Kanola, ayçiçeği, aspir gibi yağ bitkilerini eken çiftçi, hasadının yüzde 10’undan elde ettiği yağ ile traktörünü çalıştırabiliyor. Tabii bunun için önce traktöre yeni bir yağ deposu ve yakıt kiti eklenmesi gerekiyor.
Tarımda güzel şeyler de oluyor. Topluluk destekli tarım modeliyle kurulan çiftliklerde, adeta devrim niteliğinde gelişmeler yaşanıyor. Eğitimli, dünyayı takip eden ve toprağa bilimsel yaklaşan ‘şehirli çiftçiler’, gittikleri köylerde büyük bir dönüşüme öncü oluyor. Bunun en güzel örneği de Güneşköy Kooperatifi. ODTÜ Kimya Bölümü’nden Prof. Ali Gökmen ve eşi Prof. İnci Gökmen’in Kırıkkale’de kurduğu kooperatif, köyü hem organik tarımla hem de biyoyakıtla tanıştırmış. Biyoyakıt projesi, çiftçinin en önemli gider kalemi olan akaryakıt bağımlılığını tamamen ortadan kaldırabilecek bir çalışma. Türkiye’de ilk kez Kırıkkale’nin Yahşiyan ilçesi Hisarköy’de denenmiş.
Biyoyakıt teknolojisini keşfetmiş
Projeyi tasarlayan da Güneşköy Kooperatifi’nin üyeleri. Prof. Dr. Ali Gökmen, dahil oldukları Küresel Ekoköyler Ağı’nın (GEN) Almanya’daki toplantısında biyoyakıt teknolojisini keşfetmiş. Sonra da bunu Birleşmiş Milletler’in verdiği fon desteği ve Türk Traktör’ün sağladığı bir araçla Hisarköy’e taşımış. Projenin temeli, çiftçinin kendi yakıtını üretebilmesine dayanıyor. Yakıt da yağ bitkileri.. Kanola, ayçiçeği, aspir gibi yağ bitkilerini eken çiftçi, hasadının yüzde 10’undan elde ettiği yağ ile traktörünü çalıştırabiliyor. Tabii bunun için önce traktöre yeni bir yağ deposu ve yakıt kiti eklenmesi gerekiyor. Traktör, ilk birkaç dakika dizelle çalışırken, bir süre sonra diğer depoda ısınan yağ yakıt olarak devreye giriyor ve traktörü aynı kapasiteyle çalıştırmaya devam ediyor. Güneşköy’ün traktörünü soframızdaki yağ ile çalıştıran Ali Hoca, “Sistemin testlerini de yaptık. Biyoyakıtın güç verimi dizelle çok yakın. Traktörün işleyiş ve çekişinde hiçbir kayıp yaşanmıyor” diyor. Ancak gıda olarak kullandığımız yağ fiyatının, dizelden daha yüksek olması projenin yaygınlaşmasını de engellemiş. Zaten Ali Hoca da, amaçlarının çiftçiye kendi kendine yetebileceğini göstermek olduğunu, gıdanın yakıta dönüşmesini amaçlamadıklarını söylüyor.

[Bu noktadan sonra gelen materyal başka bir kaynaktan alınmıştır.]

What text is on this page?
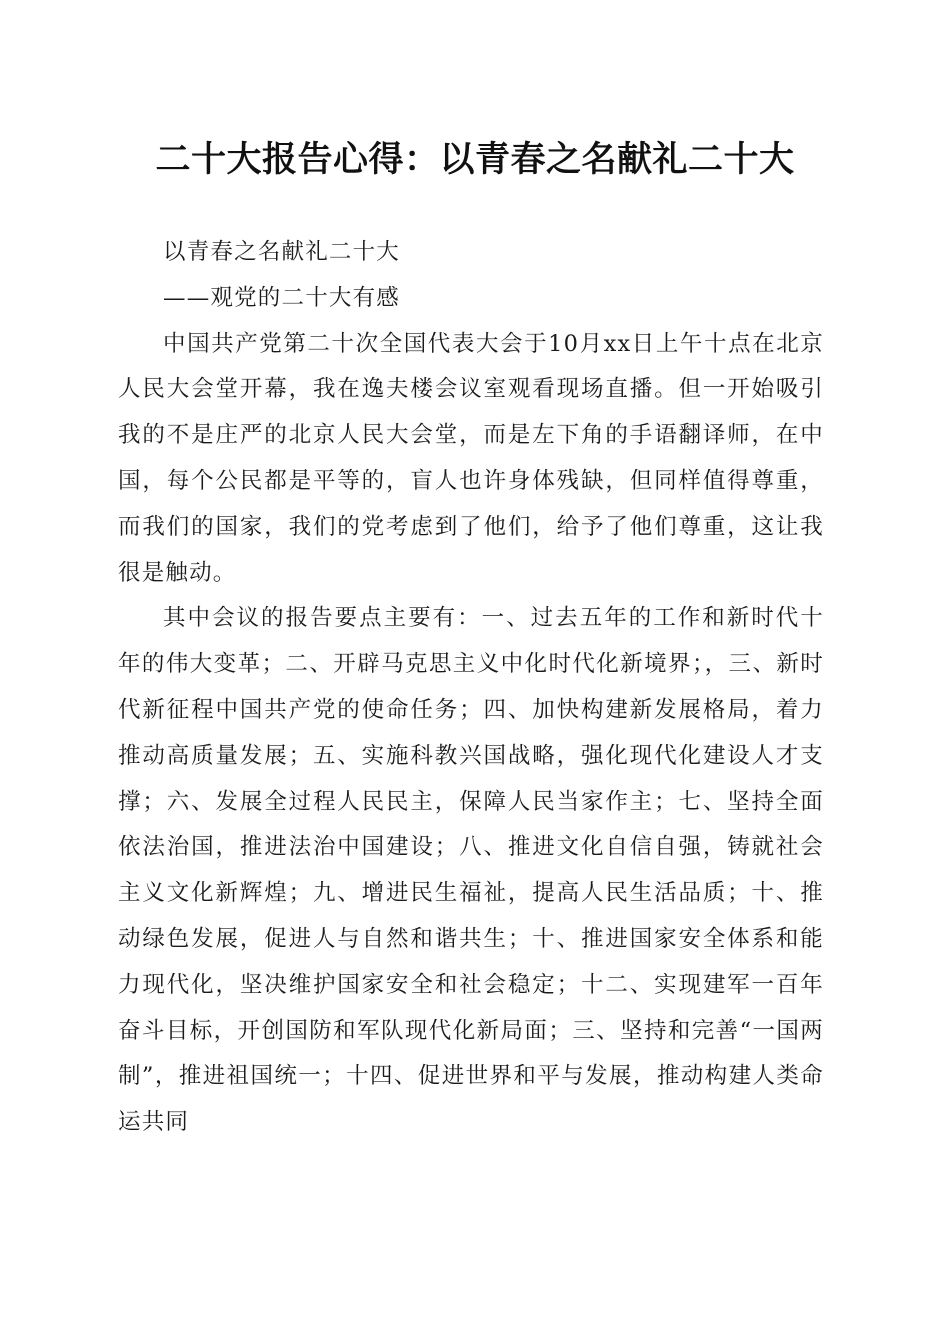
二十大报告心得：以青春之名献礼二十大

以青春之名献礼二十大

——观党的二十大有感

中国共产党第二十次全国代表大会于10月xx日上午十点在北京人民大会堂开幕，我在逸夫楼会议室观看现场直播。但一开始吸引我的不是庄严的北京人民大会堂，而是左下角的手语翻译师，在中国，每个公民都是平等的，盲人也许身体残缺，但同样值得尊重，而我们的国家，我们的党考虑到了他们，给予了他们尊重，这让我很是触动。

其中会议的报告要点主要有：一、过去五年的工作和新时代十年的伟大变革；二、开辟马克思主义中化时代化新境界；，三、新时代新征程中国共产党的使命任务；四、加快构建新发展格局，着力推动高质量发展；五、实施科教兴国战略，强化现代化建设人才支撑；六、发展全过程人民民主，保障人民当家作主；七、坚持全面依法治国，推进法治中国建设；八、推进文化自信自强，铸就社会主义文化新辉煌；九、增进民生福祉，提高人民生活品质；十、推动绿色发展，促进人与自然和谐共生；十、推进国家安全体系和能力现代化，坚决维护国家安全和社会稳定；十二、实现建军一百年奋斗目标，开创国防和军队现代化新局面；三、坚持和完善“一国两制”，推进祖国统一；十四、促进世界和平与发展，推动构建人类命运共同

Güneşköy, bölgede sadece teknolojik uyanışa vesile olmamış. Ekolojik dönüşüm de yaratmış. İnci Hoca, organik tarımla tanışan bazı Hisarköylülerin artık kimyasal gübre ve pestisit kullanmayı bıraktığını ve temiz üretime geçtiğini anlatıyor: “Köyden birkaç çiftçi bizim arazide çalıştı. Başta ‘Burada tarım olmaz, ürün alınmaz’ diyorlardı. Şimdi birlikte çalıştığımız 2 çiftçi organik tarıma döndü. Son derece mutlular. Onlar emeklerinin karşılığını alıyor, şehirliler de çocuklarına temiz gıda yediriyor. Maalesef ekonomik nedenlerle köyler tükenmekte. İşsizlik bizi üzüyor, özellikle de genç işsizlik. Gençlere farklı bir olanak sunmak için kooperatif çalışmalarına okuldaki gençleri de katıyoruz. Küçük çiftçiliğin mümkün olduğunu görüyorlar. Topluluk Destekli Tarım bizim ana hedefimiz. Hasat dönemleri her hafta bir torba sebzeyi destekçilerimize gönderiyoruz. Arazimize pestisitleri hiçbir şekilde sokmadık. Gençler, temiz bir şekilde tarımın yapılabildiğini görüyor. Otları elleriyle yolarken, zararlılarla doğal yöntemlerle nasıl mücedele edildiğine de tanıklık ediyorlar.”